= Actor (mythology) =

Set of Greek mythical characters

Actor (Ἄκτωρ; gen.: Ἄκτoρος) is a very common name in Greek mythology. Here is a selection of characters that share this name (which means 'leader', from the verb άγω: to lead or carry):
- Actor, father of Eurytus who was an ally of Phineus during his fight with Perseus.
- Actor, a king of Phthia, was said to be the son of King Myrmidon and Peisidice, daughter of Aeolus. Some say that Actor died childless, but others say that he is the father of Eurytion, his successor or of Irus, who was also called the father of Eurytion. According to Diodorus, Actor without an heir, was succeeded by Peleus who fled to his country from Aegina for killing his half-brother, Phocus. The hero was then purified by the king for his sins. This story was usually attributed to Actor's possible son Eurytion who was slain accidentally by his son-in-law Peleus. In another account, Actor initially married Polyboea but afterwards wedded Aegina, daughter of the river god Asopus, and had several children, among them Menoetius. The latter was counted among the Argonauts, and was the father of Patroclus (Achilles' very close companion). When Actor's children plotted against Peleus, the latter drove them out of the kingdom and Actor gave his daughter Polymela to the hero and handed over the kingship to him; from this union was born a daughter named Polydora, and a son, Achilles.
- Actor, son of King Deioneus of Phocis and Diomede, daughter of Xuthus, thus a brother of Asterodeia, Aenetus, Phylacus, and Cephalus. This Actor could be the man referred by Hesiod as the father of Protesilaus, one of the suitors of Helen of Troy.
- Actor, son of Azeus, descendant of Phrixus, was ruler of the Minyans of Orchomenus. He was father of Astyoche, who was seduced by the war-god Ares and bore him twin sons, named Ascalaphus and Ialmenus. These last two led the Minyan contingent to the Trojan War.
- Actor, son of Phorbas and Hyrmine, thus a brother of Augeas and Tiphys. He was king of Elis, and founded the city of Hyrmina, which he named after his mother. This Actor married Molione and became by her father of the twins known as the Molionides, Eurytus and Cteatus.
- Actor, the Elean son of Poseidon and Agamede, daughter of King Augeas. He was the brother of Belus and Dictys.
- Actor and Eurythemis were in one source called parents of Ancaeus (who other sources call the son of Lycurgus) and grandparents of Agapenor.
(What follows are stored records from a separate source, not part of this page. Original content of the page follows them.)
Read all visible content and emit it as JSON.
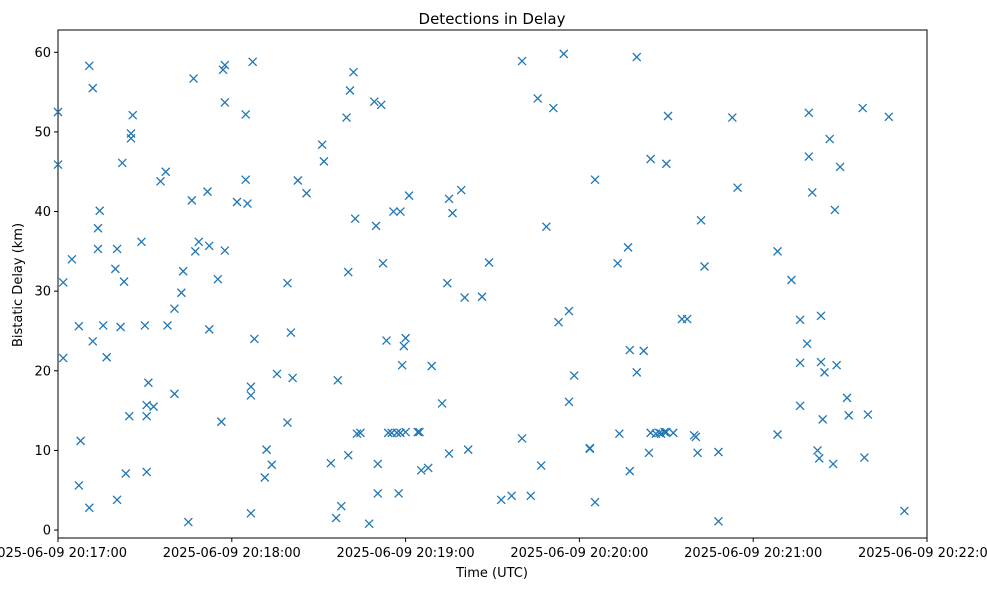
{
  "chart_data": {
    "type": "scatter",
    "title": "Detections in Delay",
    "xlabel": "Time (UTC)",
    "ylabel": "Bistatic Delay (km)",
    "x_is_time": true,
    "x_start": "2025-06-09 20:17:00",
    "xlim": [
      -0.0,
      5.0
    ],
    "ylim": [
      -1.0,
      62.8
    ],
    "x_ticks": [
      {
        "value": 0,
        "label": "2025-06-09 20:17:00"
      },
      {
        "value": 1,
        "label": "2025-06-09 20:18:00"
      },
      {
        "value": 2,
        "label": "2025-06-09 20:19:00"
      },
      {
        "value": 3,
        "label": "2025-06-09 20:20:00"
      },
      {
        "value": 4,
        "label": "2025-06-09 20:21:00"
      },
      {
        "value": 5,
        "label": "2025-06-09 20:22:00"
      }
    ],
    "y_ticks": [
      0,
      10,
      20,
      30,
      40,
      50,
      60
    ],
    "grid": false,
    "marker": "x",
    "color": "#1f77b4",
    "series": [
      {
        "points": [
          [
            0.0,
            52.5
          ],
          [
            0.0,
            45.9
          ],
          [
            0.03,
            31.1
          ],
          [
            0.03,
            21.6
          ],
          [
            0.08,
            34.0
          ],
          [
            0.12,
            25.6
          ],
          [
            0.12,
            5.6
          ],
          [
            0.13,
            11.2
          ],
          [
            0.18,
            58.3
          ],
          [
            0.18,
            2.8
          ],
          [
            0.2,
            55.5
          ],
          [
            0.2,
            23.7
          ],
          [
            0.23,
            35.3
          ],
          [
            0.23,
            37.9
          ],
          [
            0.24,
            40.1
          ],
          [
            0.26,
            25.7
          ],
          [
            0.28,
            21.7
          ],
          [
            0.33,
            32.8
          ],
          [
            0.34,
            35.3
          ],
          [
            0.34,
            3.8
          ],
          [
            0.36,
            25.5
          ],
          [
            0.37,
            46.1
          ],
          [
            0.38,
            31.2
          ],
          [
            0.39,
            7.1
          ],
          [
            0.41,
            14.3
          ],
          [
            0.42,
            49.8
          ],
          [
            0.42,
            49.2
          ],
          [
            0.43,
            52.1
          ],
          [
            0.48,
            36.2
          ],
          [
            0.5,
            25.7
          ],
          [
            0.51,
            7.3
          ],
          [
            0.51,
            15.7
          ],
          [
            0.51,
            14.3
          ],
          [
            0.52,
            18.5
          ],
          [
            0.55,
            15.5
          ],
          [
            0.59,
            43.8
          ],
          [
            0.62,
            45.0
          ],
          [
            0.63,
            25.7
          ],
          [
            0.67,
            17.1
          ],
          [
            0.67,
            27.8
          ],
          [
            0.71,
            29.8
          ],
          [
            0.72,
            32.5
          ],
          [
            0.75,
            1.0
          ],
          [
            0.77,
            41.4
          ],
          [
            0.78,
            56.7
          ],
          [
            0.79,
            35.0
          ],
          [
            0.81,
            36.2
          ],
          [
            0.86,
            42.5
          ],
          [
            0.87,
            25.2
          ],
          [
            0.87,
            35.7
          ],
          [
            0.92,
            31.5
          ],
          [
            0.94,
            13.6
          ],
          [
            0.95,
            57.8
          ],
          [
            0.96,
            58.4
          ],
          [
            0.96,
            53.7
          ],
          [
            0.96,
            35.1
          ],
          [
            1.03,
            41.2
          ],
          [
            1.08,
            44.0
          ],
          [
            1.08,
            52.2
          ],
          [
            1.09,
            41.0
          ],
          [
            1.11,
            18.0
          ],
          [
            1.11,
            16.9
          ],
          [
            1.11,
            2.1
          ],
          [
            1.12,
            58.8
          ],
          [
            1.13,
            24.0
          ],
          [
            1.19,
            6.6
          ],
          [
            1.2,
            10.1
          ],
          [
            1.23,
            8.2
          ],
          [
            1.26,
            19.6
          ],
          [
            1.32,
            13.5
          ],
          [
            1.32,
            31.0
          ],
          [
            1.34,
            24.8
          ],
          [
            1.35,
            19.1
          ],
          [
            1.38,
            43.9
          ],
          [
            1.43,
            42.3
          ],
          [
            1.52,
            48.4
          ],
          [
            1.53,
            46.3
          ],
          [
            1.57,
            8.4
          ],
          [
            1.6,
            1.5
          ],
          [
            1.61,
            18.8
          ],
          [
            1.63,
            3.0
          ],
          [
            1.66,
            51.8
          ],
          [
            1.67,
            9.4
          ],
          [
            1.67,
            32.4
          ],
          [
            1.68,
            55.2
          ],
          [
            1.7,
            57.5
          ],
          [
            1.71,
            39.1
          ],
          [
            1.72,
            12.1
          ],
          [
            1.74,
            12.2
          ],
          [
            1.79,
            0.8
          ],
          [
            1.82,
            53.8
          ],
          [
            1.83,
            38.2
          ],
          [
            1.84,
            8.3
          ],
          [
            1.84,
            4.6
          ],
          [
            1.86,
            53.4
          ],
          [
            1.87,
            33.5
          ],
          [
            1.89,
            23.8
          ],
          [
            1.9,
            12.2
          ],
          [
            1.92,
            12.2
          ],
          [
            1.93,
            40.0
          ],
          [
            1.95,
            12.2
          ],
          [
            1.96,
            4.6
          ],
          [
            1.97,
            40.0
          ],
          [
            1.97,
            12.2
          ],
          [
            1.98,
            20.7
          ],
          [
            1.99,
            23.1
          ],
          [
            2.0,
            24.1
          ],
          [
            2.0,
            12.3
          ],
          [
            2.02,
            42.0
          ],
          [
            2.07,
            12.3
          ],
          [
            2.08,
            12.3
          ],
          [
            2.09,
            7.5
          ],
          [
            2.13,
            7.8
          ],
          [
            2.15,
            20.6
          ],
          [
            2.21,
            15.9
          ],
          [
            2.24,
            31.0
          ],
          [
            2.25,
            9.6
          ],
          [
            2.25,
            41.6
          ],
          [
            2.27,
            39.8
          ],
          [
            2.32,
            42.7
          ],
          [
            2.34,
            29.2
          ],
          [
            2.36,
            10.1
          ],
          [
            2.44,
            29.3
          ],
          [
            2.48,
            33.6
          ],
          [
            2.55,
            3.8
          ],
          [
            2.61,
            4.3
          ],
          [
            2.67,
            58.9
          ],
          [
            2.67,
            11.5
          ],
          [
            2.72,
            4.3
          ],
          [
            2.76,
            54.2
          ],
          [
            2.78,
            8.1
          ],
          [
            2.81,
            38.1
          ],
          [
            2.85,
            53.0
          ],
          [
            2.88,
            26.1
          ],
          [
            2.91,
            59.8
          ],
          [
            2.94,
            27.5
          ],
          [
            2.94,
            16.1
          ],
          [
            2.97,
            19.4
          ],
          [
            3.06,
            10.3
          ],
          [
            3.06,
            10.2
          ],
          [
            3.09,
            44.0
          ],
          [
            3.09,
            3.5
          ],
          [
            3.22,
            33.5
          ],
          [
            3.23,
            12.1
          ],
          [
            3.28,
            35.5
          ],
          [
            3.29,
            22.6
          ],
          [
            3.29,
            7.4
          ],
          [
            3.33,
            59.4
          ],
          [
            3.33,
            19.8
          ],
          [
            3.37,
            22.5
          ],
          [
            3.4,
            9.7
          ],
          [
            3.41,
            46.6
          ],
          [
            3.41,
            12.2
          ],
          [
            3.44,
            12.1
          ],
          [
            3.46,
            12.2
          ],
          [
            3.47,
            12.1
          ],
          [
            3.49,
            12.3
          ],
          [
            3.5,
            12.3
          ],
          [
            3.5,
            46.0
          ],
          [
            3.51,
            52.0
          ],
          [
            3.54,
            12.2
          ],
          [
            3.59,
            26.5
          ],
          [
            3.62,
            26.5
          ],
          [
            3.66,
            11.9
          ],
          [
            3.67,
            11.7
          ],
          [
            3.68,
            9.7
          ],
          [
            3.7,
            38.9
          ],
          [
            3.72,
            33.1
          ],
          [
            3.8,
            9.8
          ],
          [
            3.8,
            1.1
          ],
          [
            3.88,
            51.8
          ],
          [
            3.91,
            43.0
          ],
          [
            4.14,
            12.0
          ],
          [
            4.14,
            35.0
          ],
          [
            4.22,
            31.4
          ],
          [
            4.27,
            26.4
          ],
          [
            4.27,
            21.0
          ],
          [
            4.27,
            15.6
          ],
          [
            4.31,
            23.4
          ],
          [
            4.32,
            52.4
          ],
          [
            4.32,
            46.9
          ],
          [
            4.34,
            42.4
          ],
          [
            4.37,
            10.0
          ],
          [
            4.38,
            9.0
          ],
          [
            4.39,
            26.9
          ],
          [
            4.39,
            21.1
          ],
          [
            4.4,
            13.9
          ],
          [
            4.41,
            19.8
          ],
          [
            4.44,
            49.1
          ],
          [
            4.46,
            8.3
          ],
          [
            4.47,
            40.2
          ],
          [
            4.48,
            20.7
          ],
          [
            4.5,
            45.6
          ],
          [
            4.54,
            16.6
          ],
          [
            4.55,
            14.4
          ],
          [
            4.63,
            53.0
          ],
          [
            4.64,
            9.1
          ],
          [
            4.66,
            14.5
          ],
          [
            4.78,
            51.9
          ],
          [
            4.87,
            2.4
          ]
        ]
      }
    ]
  }
}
- Actor, the Achaean son of Hippasus from Pellene and one of the Argonauts.
- Actor, a Lapith. He was killed by the centaur Clanis.
- Actor, father of Sthenelus. Sthenelus followed Heracles in his campaign against the Amazons and was killed by them.
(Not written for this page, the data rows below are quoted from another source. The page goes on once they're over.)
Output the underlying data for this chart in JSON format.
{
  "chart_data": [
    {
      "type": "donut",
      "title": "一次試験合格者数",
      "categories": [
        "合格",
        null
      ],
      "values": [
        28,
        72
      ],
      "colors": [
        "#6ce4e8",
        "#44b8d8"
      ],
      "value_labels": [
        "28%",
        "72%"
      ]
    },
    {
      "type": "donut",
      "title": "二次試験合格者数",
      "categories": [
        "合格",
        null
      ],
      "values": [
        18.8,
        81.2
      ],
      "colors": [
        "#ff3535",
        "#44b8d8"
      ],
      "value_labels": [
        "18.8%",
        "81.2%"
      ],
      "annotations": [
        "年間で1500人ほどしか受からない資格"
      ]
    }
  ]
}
- Actor, son of Acastus, was accidentally killed by Peleus while hunting. As a retribution, Peleus sent to Acastus some cows and sheep that had been killed by a wolf sent by Thetis.
- Actor, son of Oenops, brother of Hyperbius. He was among the defenders of the Borraean Gate at Thebes when the Seven against Thebes attacked the city, and confronted Parthenopaeus at the gate.
- Actor, a warrior in the army of the Seven against Thebes. He saw a chasm open in the earth that swallowed Amphiaraus.
- Actor, an old Theban servant of Antigone, the daughter of Oedipus. During the war of the Seven against Thebes, he accompanied her to the walls when that army appeared in front of the barriers outside the city. Because of his age, Actor cannot follow the princess and he just stayed halfway up the climb to listen to her lament when she saw her brother in the enemy army.
- Actor, father of Echecles. His son married Polymele, mother of Eudoros by Hermes.
- Actor, a shepherd in Lemnos who befriended Philoctetes in Euripides' play Philoctetes. According to some accounts, he was instead the king of Lemnos whose shepherd named Iphimachus, son of Dolops, took care the abandoned hero after he was bitten by a snake.
- Actor, one of the companions of the exiled Aeneas. He is probably the same who in another passage is called an Auruncan, and of whose conquered lance Turnus made a boast. This story seems to have given rise to the proverbial saying "Actoris spolium" ("the spoil of Actor"), for any poor spoil in general.
- Actor, father of Actoris (though unnamed in the Odyssey) who was given by Icarius to his daughter Penelope after her wedding with Odysseus to serve as her personal handmaiden.